O mercado de trabalho brasileiro enfrenta um dilema: empresas se queixam da falta de profissionais qualificados, enquanto trabalhadores sentem a escassez de oportunidades para aprimorar suas habilidades. Um estudo da Rimini Street revela que 98% dos executivos acreditam que a falta de talentos influencia negativamente seus planos de inovação.

Desafios na Capacitação

A pesquisa mostra que 36% dos executivos afirmam que essa escassez limita as chances de crescimento em suas empresas, enquanto 35% mencionam um aumento na carga de trabalho das equipes. Além disso, 35% indicam vulnerabilidades técnicas devido à falta de mão de obra especializada.

Tradicionalmente, esse problema é visto como uma falha no recrutamento. No entanto, estudos recentes sugerem que a dificuldade em desenvolver talentos internamente pode ser igualmente responsável por esse quadro. O investimento em tecnologia e automação, ao mesmo tempo em que se reduzem os programas de treinamento, agrava a situação.

A Necessidade de Treinamento

Um levantamento da Hashtag Treinamentos destaca que apenas 20,6% dos profissionais notam um investimento claro em inteligência artificial em suas empresas. Para 34,9%, não há qualquer sinal de investimento relevante.
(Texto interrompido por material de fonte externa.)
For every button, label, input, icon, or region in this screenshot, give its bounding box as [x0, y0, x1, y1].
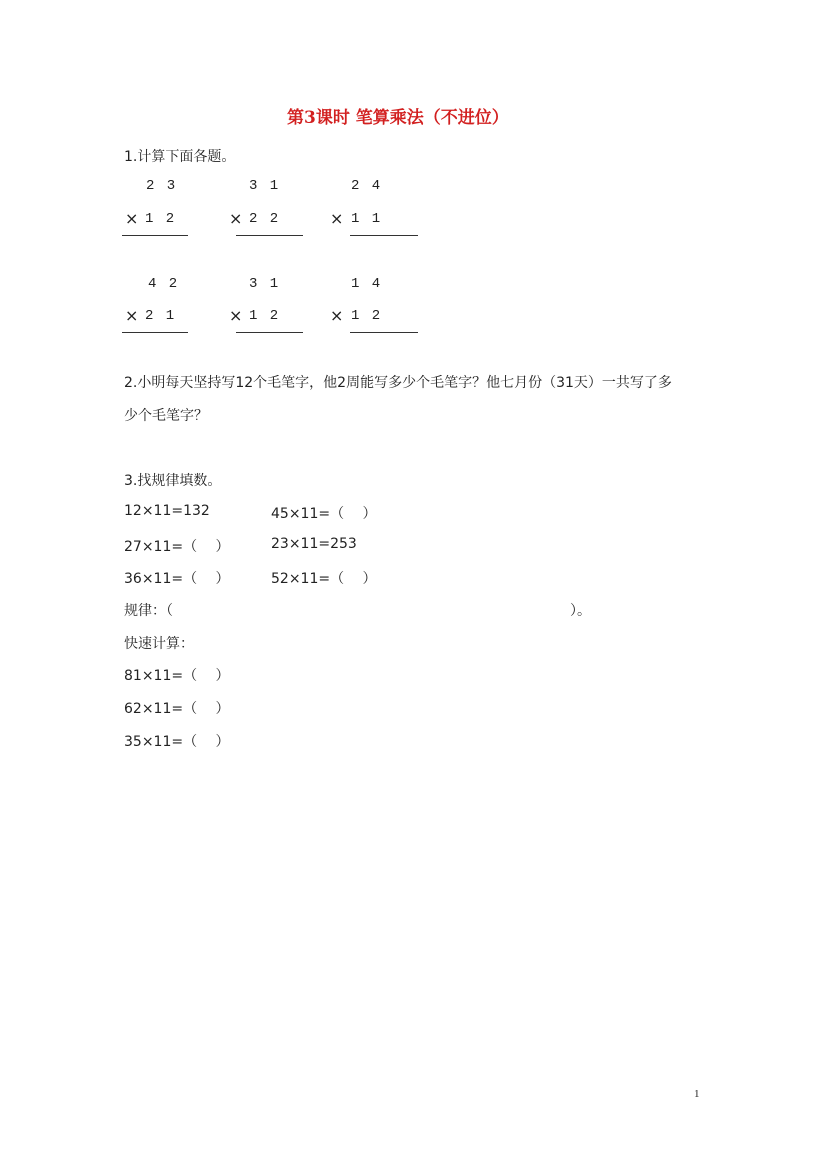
- question-2-line-1: 2.小明每天坚持写12个毛笔字，他2周能写多少个毛笔字？他七月份（31天）一共写了多: [124, 375, 672, 391]
- problem-bottom-number: 1 2: [249, 308, 281, 324]
- answer-line: [236, 235, 303, 236]
- pattern-right-2: 23×11=253: [271, 536, 357, 552]
- times-sign: ×: [330, 209, 344, 228]
- question-3-prompt: 3.找规律填数。: [124, 473, 222, 489]
- answer-line: [236, 332, 303, 333]
- problem-top-number: 1 4: [351, 276, 383, 292]
- quick-calc-label: 快速计算：: [124, 636, 194, 652]
- answer-line: [350, 332, 418, 333]
- pattern-left-1: 12×11=132: [124, 503, 210, 519]
- page-title: 第3课时 笔算乘法（不进位）: [287, 108, 509, 128]
- problem-top-number: 4 2: [148, 276, 180, 292]
- problem-bottom-number: 1 2: [145, 211, 177, 227]
- pattern-left-2: 27×11=（ ）: [124, 539, 230, 555]
- problem-bottom-number: 1 1: [351, 211, 383, 227]
- answer-line: [350, 235, 418, 236]
- problem-top-number: 2 3: [146, 178, 178, 194]
- problem-bottom-number: 2 2: [249, 211, 281, 227]
- problem-bottom-number: 1 2: [351, 308, 383, 324]
- times-sign: ×: [330, 306, 344, 325]
- answer-line: [122, 235, 188, 236]
- times-sign: ×: [229, 209, 243, 228]
- quick-calc-1: 81×11=（ ）: [124, 668, 230, 684]
- page-number: 1: [694, 1088, 700, 1100]
- problem-top-number: 3 1: [249, 276, 281, 292]
- pattern-right-1: 45×11=（ ）: [271, 506, 377, 522]
- answer-line: [122, 332, 188, 333]
- problem-top-number: 3 1: [249, 178, 281, 194]
- question-1-prompt: 1.计算下面各题。: [124, 149, 236, 165]
- times-sign: ×: [229, 306, 243, 325]
- problem-bottom-number: 2 1: [145, 308, 177, 324]
- times-sign: ×: [125, 209, 139, 228]
- question-2-line-2: 少个毛笔字？: [124, 408, 208, 424]
- pattern-right-3: 52×11=（ ）: [271, 571, 377, 587]
- rule-close: ）。: [570, 603, 591, 619]
- pattern-left-3: 36×11=（ ）: [124, 571, 230, 587]
- quick-calc-3: 35×11=（ ）: [124, 734, 230, 750]
- quick-calc-2: 62×11=（ ）: [124, 701, 230, 717]
- rule-label: 规律：（: [124, 603, 173, 619]
- times-sign: ×: [125, 306, 139, 325]
- problem-top-number: 2 4: [351, 178, 383, 194]
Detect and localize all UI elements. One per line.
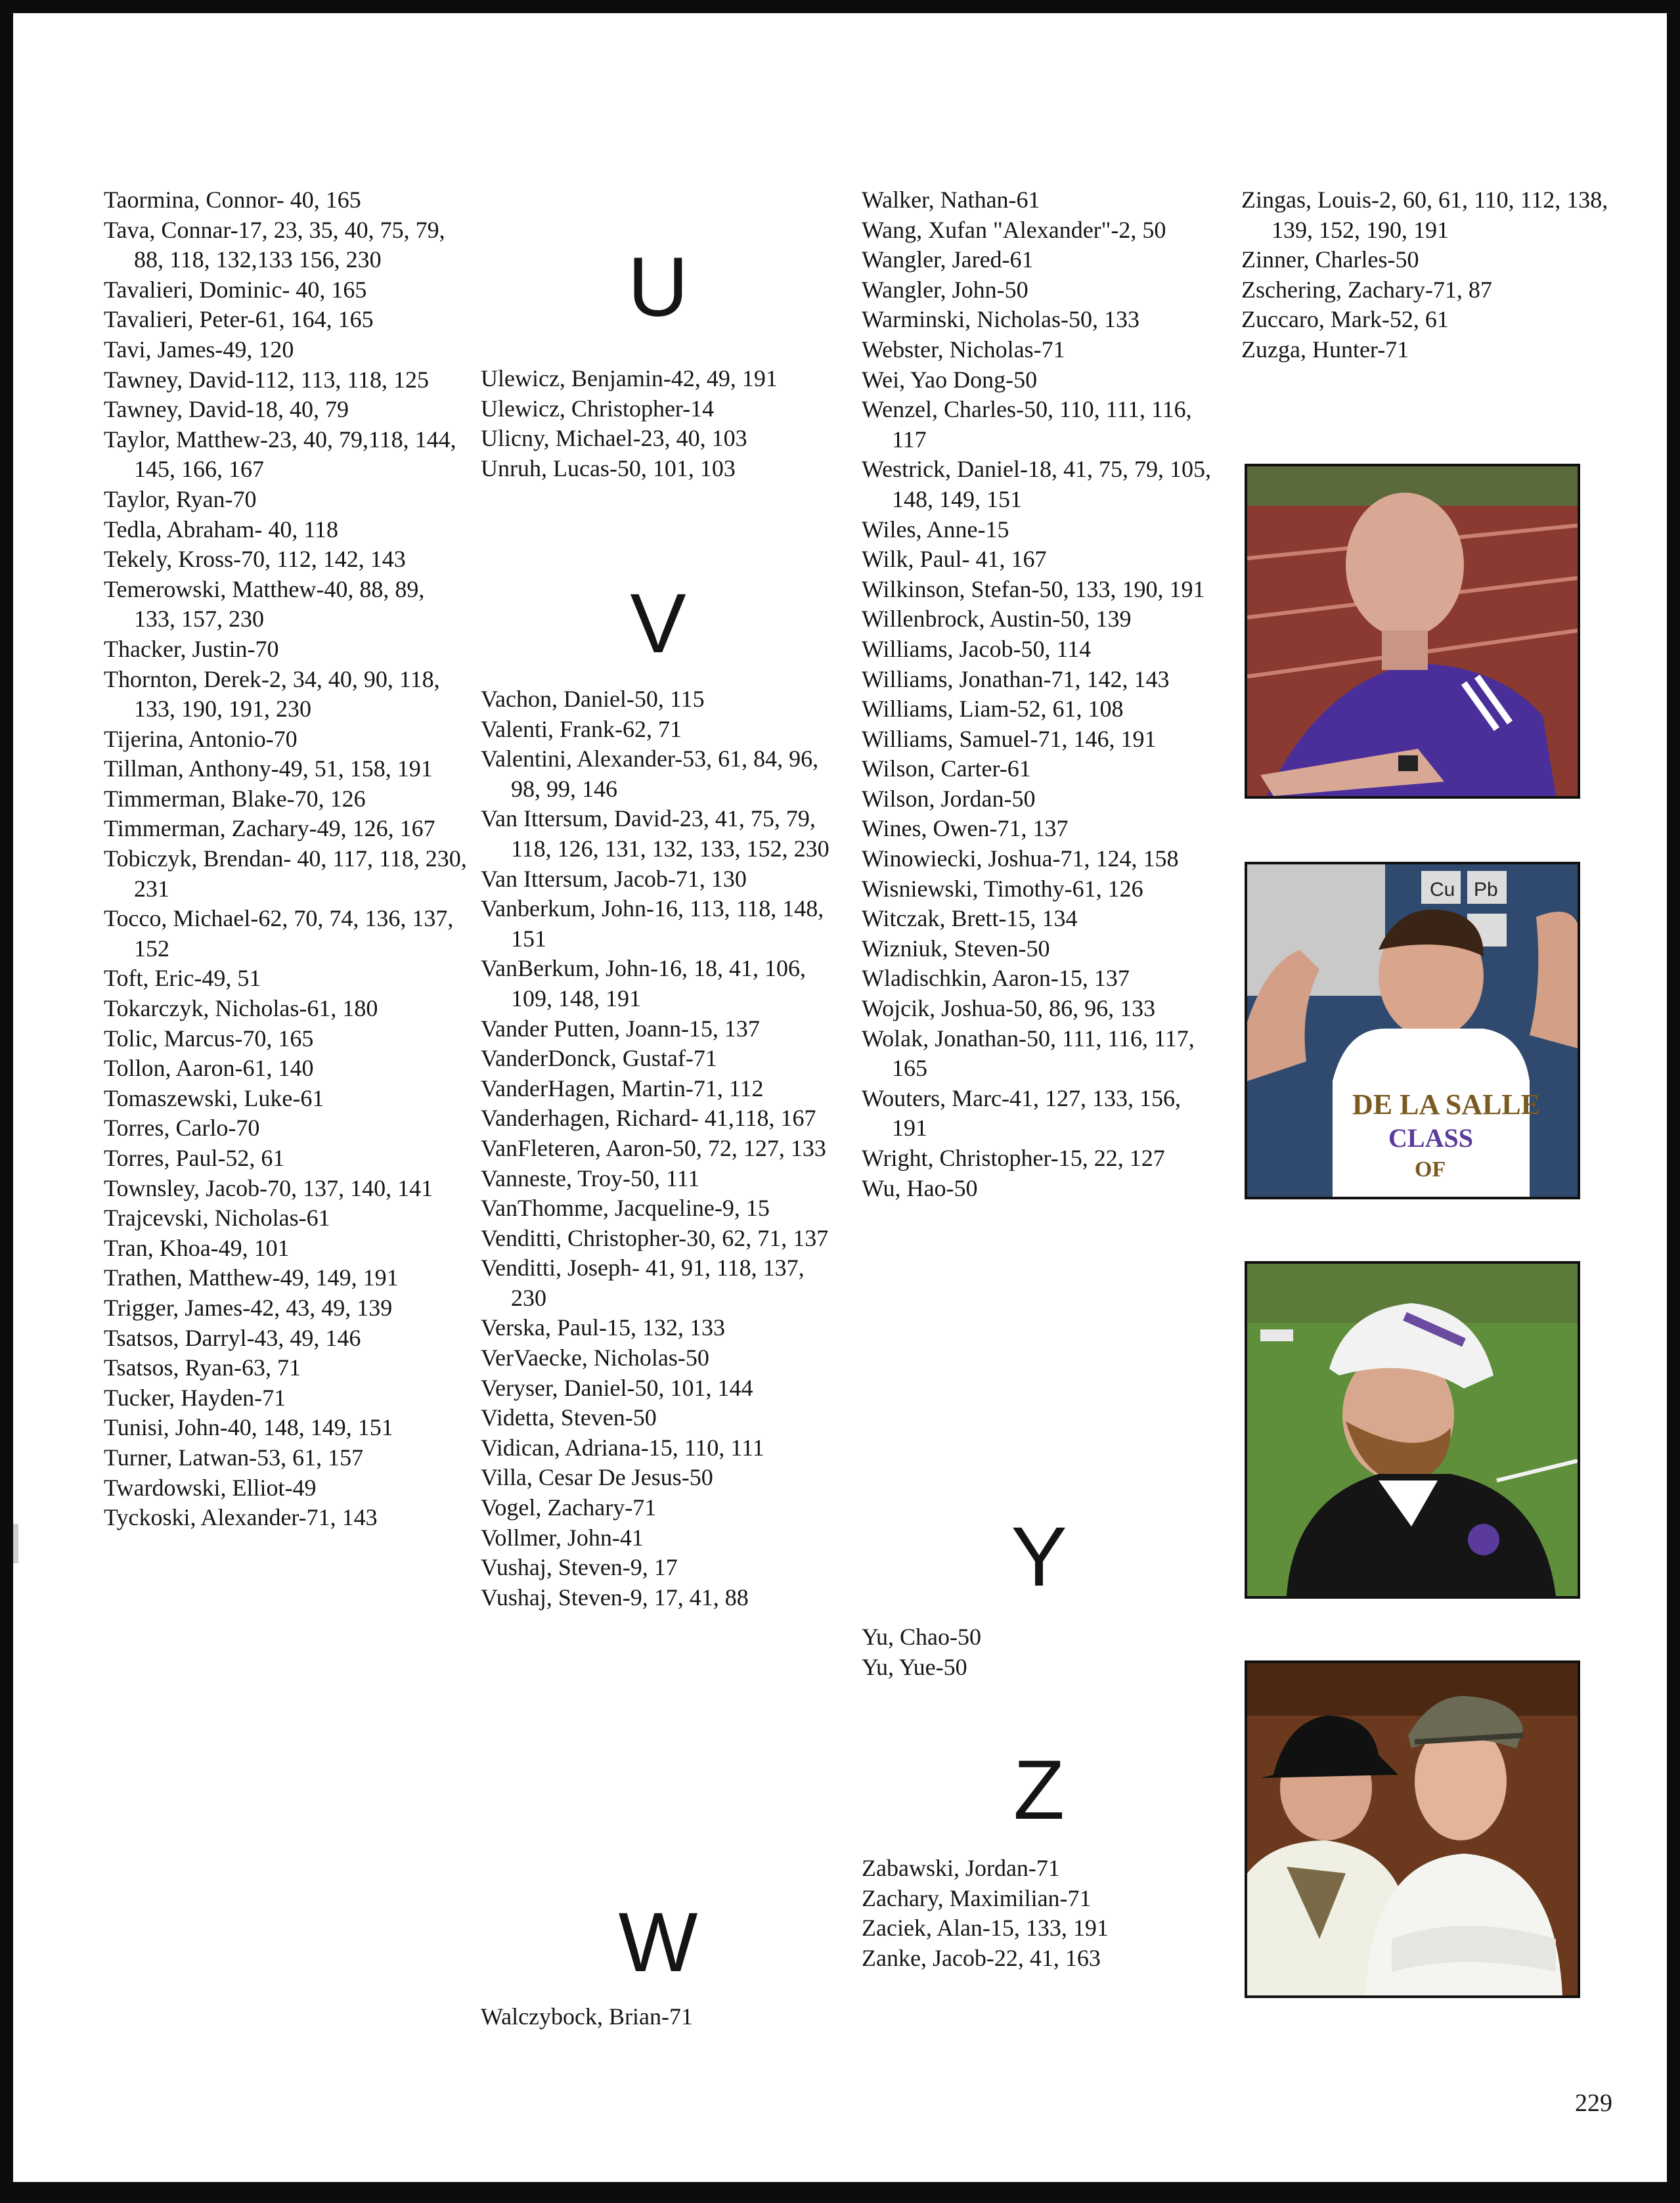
index-entry: Wilson, Jordan-50 — [862, 785, 1036, 812]
index-entry: Tsatsos, Darryl-43, 49, 146 — [104, 1324, 361, 1351]
index-entry: Taylor, Ryan-70 — [104, 485, 257, 512]
index-entry: VanderHagen, Martin-71, 112 — [481, 1075, 764, 1102]
index-entry: Walker, Nathan-61 — [862, 187, 1040, 213]
index-entry: Wenzel, Charles-50, 110, 111, 116, 117 — [862, 396, 1192, 453]
index-entry: Vanberkum, John-16, 113, 118, 148, 151 — [481, 895, 824, 952]
index-entry: Tunisi, John-40, 148, 149, 151 — [104, 1414, 393, 1441]
section-letter-w: W — [618, 1896, 698, 1990]
index-entry: Venditti, Joseph- 41, 91, 118, 137, 230 — [481, 1255, 805, 1311]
Além disso, 20,4% afirmam que suas organizações oferecem ferramentas de IA, mas sem o treinamento necessário.

O cenário se torna ainda mais preocupante com 40,8% dos trabalhadores se sentindo pouco ou nada preparados para lidar com as transformações tecnológicas atuais. João Paulo Martins, sócio-fundador da Hashtag, ressalta a importância de um aprendizado estruturado e que o uso produtivo da tecnologia exige treinamento adequado.

O Paradoxo da Escassez de Talentos

Dados do Federal Reserve de Nova York revelam que jovens recém-formados enfrentam dificuldades para encontrar empregos compatíveis, especialmente em ambientes de trabalho remoto. A taxa de desemprego entre profissionais de 22 a 27 anos alcançou 5,8% em 2025, o maior índice fora do período pandêmico desde 2012.

O Retorno da Formação na Agenda Corporativa

As evidências apontam que a formação profissional está novamente no centro das discussões sobre o mercado de trabalho. A Gupy, por exemplo, constatou um aumento de 24% nas capacitações presenciais em 2024, refletindo um novo foco das empresas em desenvolver seus colaboradores.

Com a transformação digital em curso, as organizações precisam reavaliar suas estratégias de formação. Embora a atração de talentos continue a ser uma prioridade, o verdadeiro desafio pode ser garantir que os profissionais já existentes sejam devidamente preparados para as demandas futuras.